A round-up of news and oddities from left field by Dr Doug Witherspoon
With everything that’s been going on, one could be forgiven for not paying too much attention to the recent 77th anniversary of the D-Day landings on 6 June. However, without the sacrifice and bravery of the 156,000 American, British, and Canadian troops who landed along a 50-mile stretch of a heavily-fortified Normandy, we could be living in a very different world today, not least our healthcare systems and priorities. A good deal of Irishmen played their part too, including a couple of my grand-uncles. A blind eye was often turned to the official recruiting age.
The horrific exploits of Nazi doctors in concentration camps and elsewhere are well documented and are not for the faint-hearted, but what is less written about is the role played by nurses in murdering innocent people who were deemed less-than-perfect by the standards of the ‘master race’. Of course, survey after survey show nurses to be among the most trusted professionals in society, along with doctors and pharmacists and nowadays, it is rightfully shocking if someone from any of these professions does something deliberately harmful. But nurses in Nazi Germany, like anybody else at that time, were not immune to persuasion and propaganda, including via school textbooks.

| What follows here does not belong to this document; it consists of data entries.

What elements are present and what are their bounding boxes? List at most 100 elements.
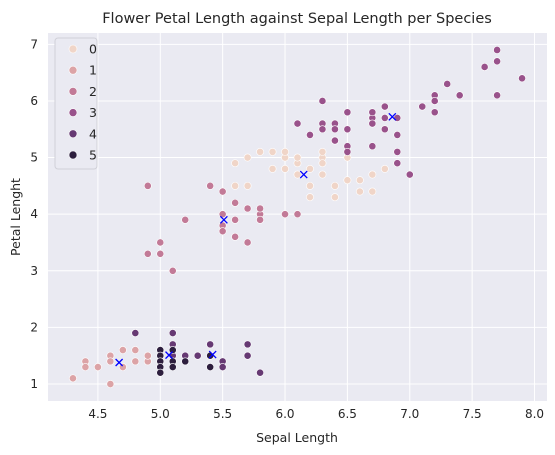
y-tick-label: 4 <box>30 207 38 221</box>
point-series-3 <box>368 142 377 151</box>
point-series-4 <box>193 351 202 360</box>
point-series-3 <box>368 119 377 128</box>
point-series-3 <box>430 97 439 105</box>
legend-label: 4 <box>89 126 97 141</box>
data-points <box>69 46 526 388</box>
point-series-5 <box>168 346 177 354</box>
point-series-2 <box>293 210 302 219</box>
point-series-0 <box>306 193 314 202</box>
point-series-0 <box>318 147 327 156</box>
point-series-4 <box>131 329 140 337</box>
y-tick-label: 3 <box>30 264 38 278</box>
x-tick-label: 6.0 <box>275 407 294 421</box>
point-series-3 <box>380 114 389 122</box>
point-series-2 <box>218 227 227 236</box>
point-series-0 <box>368 187 377 196</box>
point-series-3 <box>393 114 402 122</box>
point-series-2 <box>156 238 165 247</box>
point-series-5 <box>168 363 177 371</box>
point-series-2 <box>143 249 152 258</box>
center-marker <box>388 112 397 121</box>
center-marker-stroke <box>115 358 124 367</box>
legend-marker <box>68 129 78 139</box>
point-series-2 <box>256 204 264 213</box>
point-series-3 <box>306 131 314 139</box>
point-series-0 <box>243 153 252 162</box>
legend-marker <box>68 44 78 54</box>
point-series-1 <box>106 357 115 366</box>
point-series-0 <box>256 147 264 156</box>
center-marker <box>299 170 308 179</box>
y-tick-label: 7 <box>30 37 38 51</box>
point-series-0 <box>331 181 339 190</box>
point-series-2 <box>143 181 152 190</box>
point-series-3 <box>393 131 402 139</box>
y-tick-label: 1 <box>30 377 38 391</box>
point-series-4 <box>218 363 227 371</box>
point-series-0 <box>306 181 314 190</box>
point-series-2 <box>168 266 177 275</box>
point-series-3 <box>343 125 352 134</box>
point-series-3 <box>368 108 377 117</box>
point-series-0 <box>355 176 364 185</box>
point-series-5 <box>206 363 215 371</box>
point-series-2 <box>231 215 240 224</box>
point-series-3 <box>405 170 414 179</box>
y-axis-label: Petal Lenght <box>8 178 23 256</box>
point-series-3 <box>518 74 526 83</box>
point-series-3 <box>343 108 352 117</box>
point-series-1 <box>106 380 115 388</box>
x-tick-label: 8.0 <box>525 407 544 421</box>
point-series-1 <box>143 351 152 360</box>
point-series-3 <box>430 108 439 117</box>
legend-items: 0 1 2 3 4 5 <box>68 42 97 163</box>
center-marker-stroke <box>219 215 228 224</box>
center-marker <box>165 351 173 360</box>
point-series-0 <box>268 147 277 156</box>
point-series-2 <box>206 181 215 190</box>
point-series-5 <box>156 368 165 377</box>
point-series-3 <box>493 57 501 66</box>
point-series-2 <box>231 198 240 207</box>
legend-label: 3 <box>89 105 97 120</box>
point-series-2 <box>281 210 289 219</box>
point-series-3 <box>318 97 327 105</box>
point-series-0 <box>281 147 289 156</box>
legend-label: 1 <box>89 63 97 78</box>
point-series-0 <box>331 193 339 202</box>
point-series-3 <box>331 125 339 134</box>
point-series-0 <box>318 170 327 179</box>
y-tick-label: 2 <box>30 320 38 334</box>
point-series-0 <box>318 159 327 168</box>
center-marker <box>115 358 124 367</box>
legend: 0 1 2 3 4 5 <box>54 37 98 170</box>
legend-marker <box>68 65 78 75</box>
point-series-0 <box>306 164 314 173</box>
x-tick-label: 7.5 <box>463 407 482 421</box>
legend-marker <box>68 87 78 96</box>
point-series-0 <box>293 153 302 162</box>
point-series-2 <box>181 215 190 224</box>
point-series-3 <box>318 125 327 134</box>
point-series-3 <box>380 125 389 134</box>
point-series-2 <box>243 204 252 213</box>
x-tick-label: 7.0 <box>400 407 419 421</box>
legend-label: 2 <box>89 84 97 99</box>
point-series-1 <box>94 363 102 371</box>
point-series-0 <box>268 164 277 173</box>
point-series-0 <box>243 181 252 190</box>
point-series-2 <box>243 238 252 247</box>
y-tick-label: 5 <box>30 151 38 165</box>
point-series-2 <box>231 232 240 241</box>
y-tick-label: 6 <box>30 94 38 108</box>
point-series-3 <box>393 147 402 156</box>
point-series-3 <box>480 63 489 71</box>
point-series-3 <box>455 91 464 100</box>
legend-label: 0 <box>89 42 97 57</box>
legend-label: 5 <box>89 148 97 163</box>
center-marker <box>219 215 228 224</box>
point-series-4 <box>256 368 264 377</box>
point-series-0 <box>231 159 240 168</box>
point-series-2 <box>256 215 264 224</box>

A state-sponsored policy of eugenics saw the nurses bombarded with the ‘received wisdom’ that the Third Reich would be stronger and more efficient by disposing of what they considered would be a burden, which included people with physical or intellectual disabilities, alcoholism, epilepsy, and a whole range of other conditions, some of which were not even medically classified or properly understood at that time.
Under direct orders from Hitler, his personal physician Dr Karl Brandt established the Aktion T4 programme, the core aim of which was to murder ill and disabled people, starting with the children. Then, as now, the majority of staff in hospitals and institutions were nurses, so while doctors made the decisions, nurses were the ones most often charged with actually doing the evil deeds.

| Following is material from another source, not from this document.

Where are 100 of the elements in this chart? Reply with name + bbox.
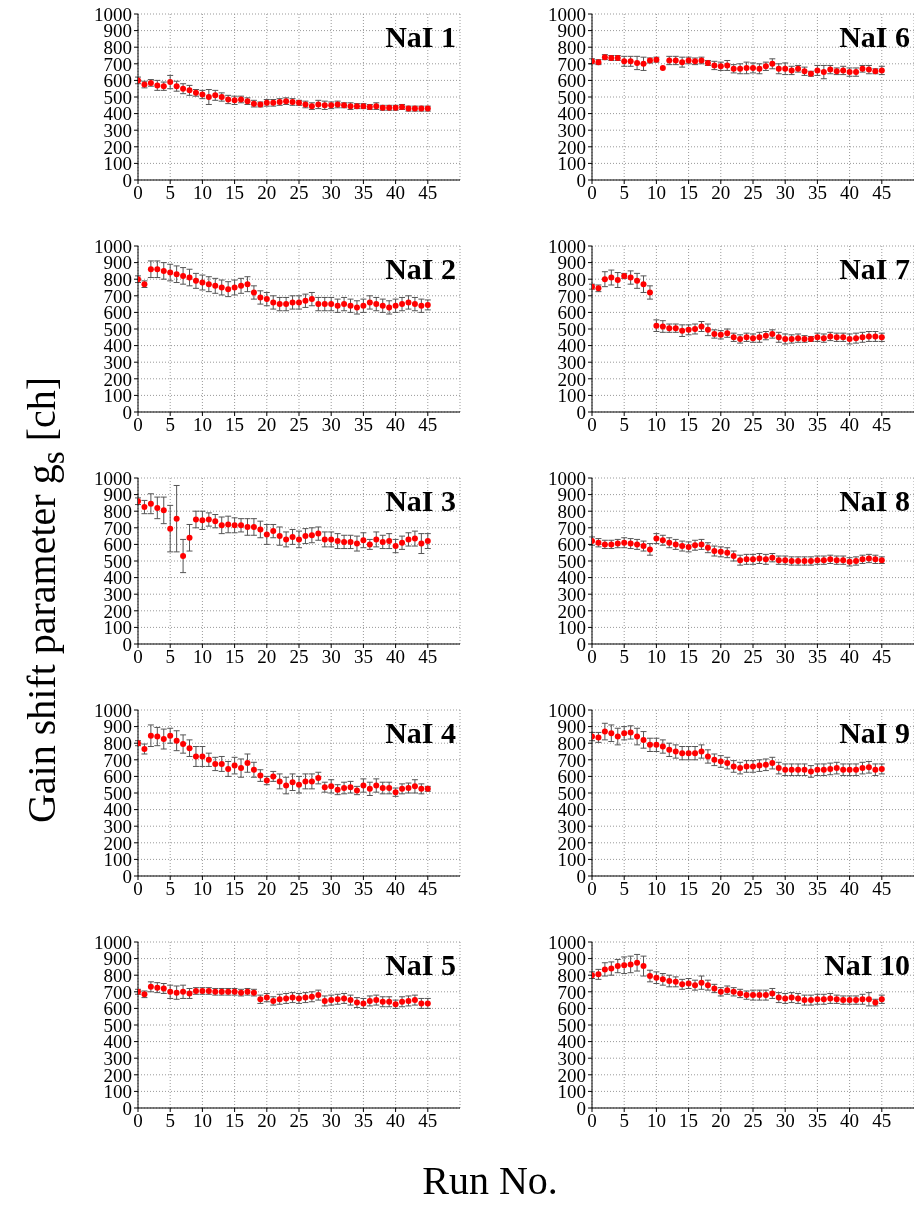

Apart from the concentration camps, hospitals and care homes were most often where these murders took place. A standard form was developed, which was filled out by doctors to indicate whether a patient should live or die. Parents who had difficulty caring for a disabled or ill child were encouraged to place them into institutions, from which they were moved to locations further from their homes, thereby hampering direct contact with their families.
The parents would subsequently receive a letter informing them that their child had passed away due to illness and were invited to come and collect the ashes. They were also ‘invited’ to cover the child’s funeral costs. During the initial planning for Aktion T4, Hitler and Brandt reportedly sat down to discuss the most ‘humane’ way of murdering people, predominantly in concentration camps. Brandt suggested carbon monoxide gas – Hitler approved, and Brandt was tasked with co-ordinating physicians lower down the pecking order to implement the plan.
However, in the hospitals, death was typically administered by the nurses via IV injections, CNS suppressants, or simply by starvation or hypothermia. Perhaps the most chilling aspect of all this is that if a nurse refused to carry out these orders on conscientious grounds, they were not punished, but rather were relocated to another hospital or facility. Therefore, the nurses who did participate in these murders did so willingly for the perceived benefit of the Third Reich.
Dr Josef Mengele has well earned his infamy as the ‘Angel of Death’, but let’s not forget the other doctors who defiled the profession, as well as their nursing colleagues. Nor should we forget the soldiers, many of whom laid down their lives 77 years ago so that we might live in a different world.